Circa 29 Millionen Jahre v. Chr. ordneten die Kosmokraten eine Mentale Revision der Besatzung des GESETZ-Gebers CHEOS-TAI an. Diese wurde vom Thermodyn-Ingenieur Eregitha Math Gaum eingeleitet und hatte das Ziel, die natürliche Entstehung eines Thermodyn-Ingenieurs durch In-vitro-Zucht zu ersetzen. Die gesamte Besatzung des GESETZ-Gebers musste sich in Tiefschlaf begeben und wurde durch eine andere Besatzung ersetzt. Eregitha Math Gaum war selbst davon betroffen. Die ursprüngliche Besatzung erlebte die Retroversion der Negasphäre von Tare-Scharm also nicht mit.

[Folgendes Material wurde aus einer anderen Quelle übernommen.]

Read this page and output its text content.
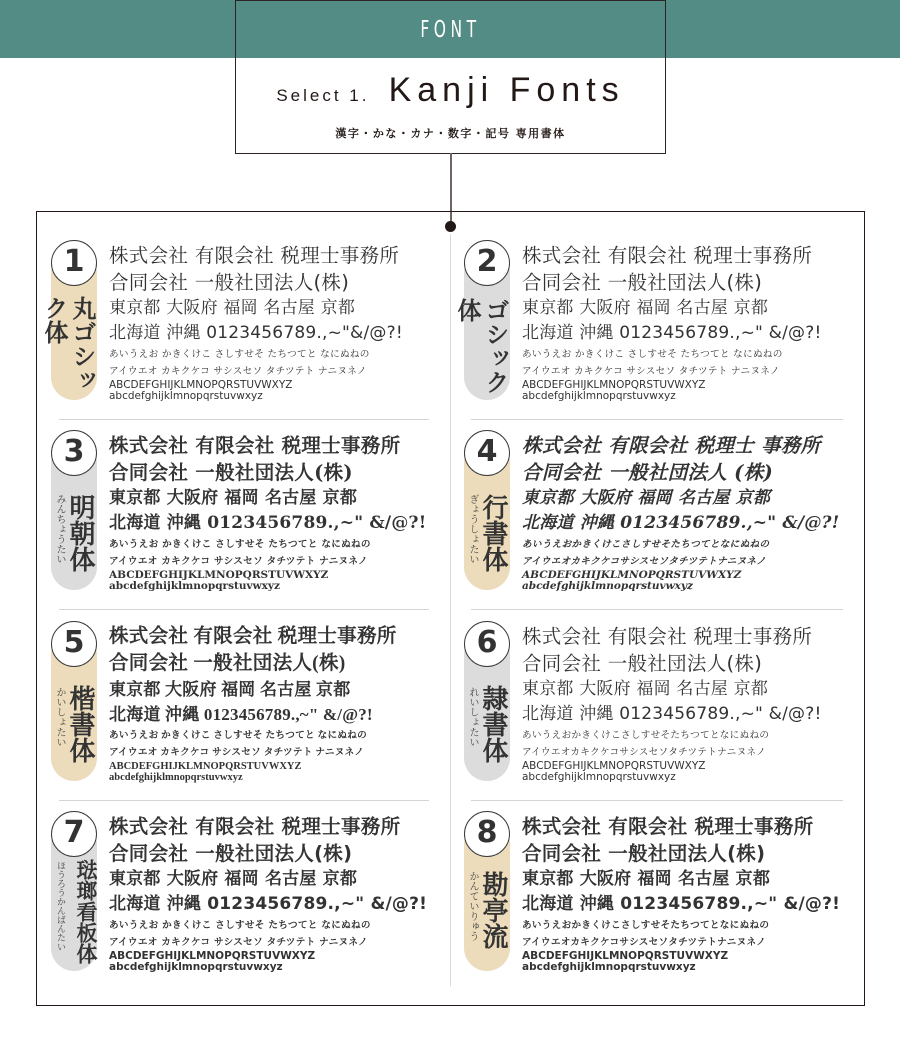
FONT
Select 1. Kanji Fonts
漢字・かな・カナ・数字・記号 専用書体
1
丸ゴシック体
株式会社 有限会社 税理士事務所
合同会社 一般社団法人(株)
東京都 大阪府 福岡 名古屋 京都
北海道 沖縄 0123456789.,~"&/@?!
あいうえお かきくけこ さしすせそ たちつてと なにぬねの
アイウエオ カキクケコ サシスセソ タチツテト ナニヌネノ
ABCDEFGHIJKLMNOPQRSTUVWXYZ
abcdefghijklmnopqrstuvwxyz
2
ゴシック体
株式会社 有限会社 税理士事務所
合同会社 一般社団法人(株)
東京都 大阪府 福岡 名古屋 京都
北海道 沖縄 0123456789.,~" &/@?!
あいうえお かきくけこ さしすせそ たちつてと なにぬねの
アイウエオ カキクケコ サシスセソ タチツテト ナニヌネノ
ABCDEFGHIJKLMNOPQRSTUVWXYZ
abcdefghijklmnopqrstuvwxyz
3
みんちょうたい 明朝体
株式会社 有限会社 税理士事務所
合同会社 一般社団法人(株)
東京都 大阪府 福岡 名古屋 京都
北海道 沖縄 0123456789.,~" &/@?!
あいうえお かきくけこ さしすせそ たちつてと なにぬねの
アイウエオ カキクケコ サシスセソ タチツテト ナニヌネノ
ABCDEFGHIJKLMNOPQRSTUVWXYZ
abcdefghijklmnopqrstuvwxyz
4
ぎょうしょたい 行書体
株式会社 有限会社 税理士 事務所
合同会社 一般社団法人 (株)
東京都 大阪府 福岡 名古屋 京都
北海道 沖縄 0123456789.,~" &/@?!
あいうえおかきくけこさしすせそたちつてとなにぬねの
アイウエオカキクケコサシスセソタチツテトナニヌネノ
ABCDEFGHIJKLMNOPQRSTUVWXYZ
abcdefghijklmnopqrstuvwxyz
5
かいしょたい 楷書体
株式会社 有限会社 税理士事務所
合同会社 一般社団法人(株)
東京都 大阪府 福岡 名古屋 京都
北海道 沖縄 0123456789.,~" &/@?!
あいうえお かきくけこ さしすせそ たちつてと なにぬねの
アイウエオ カキクケコ サシスセソ タチツテト ナニヌネノ
ABCDEFGHIJKLMNOPQRSTUVWXYZ
abcdefghijklmnopqrstuvwxyz
6
れいしょたい 隷書体
株式会社 有限会社 税理士事務所
合同会社 一般社団法人(株)
東京都 大阪府 福岡 名古屋 京都
北海道 沖縄 0123456789.,~" &/@?!
あいうえおかきくけこさしすせそたちつてとなにぬねの
アイウエオカキクケコサシスセソタチツテトナニヌネノ
ABCDEFGHIJKLMNOPQRSTUVWXYZ
abcdefghijklmnopqrstuvwxyz
7
ほうろうかんばんたい 琺瑯看板体
株式会社 有限会社 税理士事務所
合同会社 一般社団法人(株)
東京都 大阪府 福岡 名古屋 京都
北海道 沖縄 0123456789.,~" &/@?!
あいうえお かきくけこ さしすせそ たちつてと なにぬねの
アイウエオ カキクケコ サシスセソ タチツテト ナニヌネノ
ABCDEFGHIJKLMNOPQRSTUVWXYZ
abcdefghijklmnopqrstuvwxyz
8
かんていりゅう 勘亭流
株式会社 有限会社 税理士事務所
合同会社 一般社団法人(株)
東京都 大阪府 福岡 名古屋 京都
北海道 沖縄 0123456789.,~" &/@?!
あいうえおかきくけこさしすせそたちつてとなにぬねの
アイウエオカキクケコサシスセソタチツテトナニヌネノ
ABCDEFGHIJKLMNOPQRSTUVWXYZ
abcdefghijklmnopqrstuvwxyz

Erst im Jahre 1347 NGZ (JULES VERNE-Bordzeit) wurden die Schläfer wieder erweckt, als die Galaktiker, die die Kontrolle über CHEOS-TAI übernommen hatten, unwissentlich Servo-Unterstützung anforderten. Es befand sich zu diesem Zeitpunkt keine weitere Besatzung mehr an Bord. Nur 22.000 Heromet und 321 Tibirian Melech überlebten die Erweckungsprozedur. Die Mentale Revision wurde zumindest beim Tibirian Melech Inkh Selexon durchbrochen. Infolge der Schmerzen und der Panik, die mit seinem Verwandlungszwang verbunden waren, erinnerte er sich nach und nach an den Sinn der Maßnahme.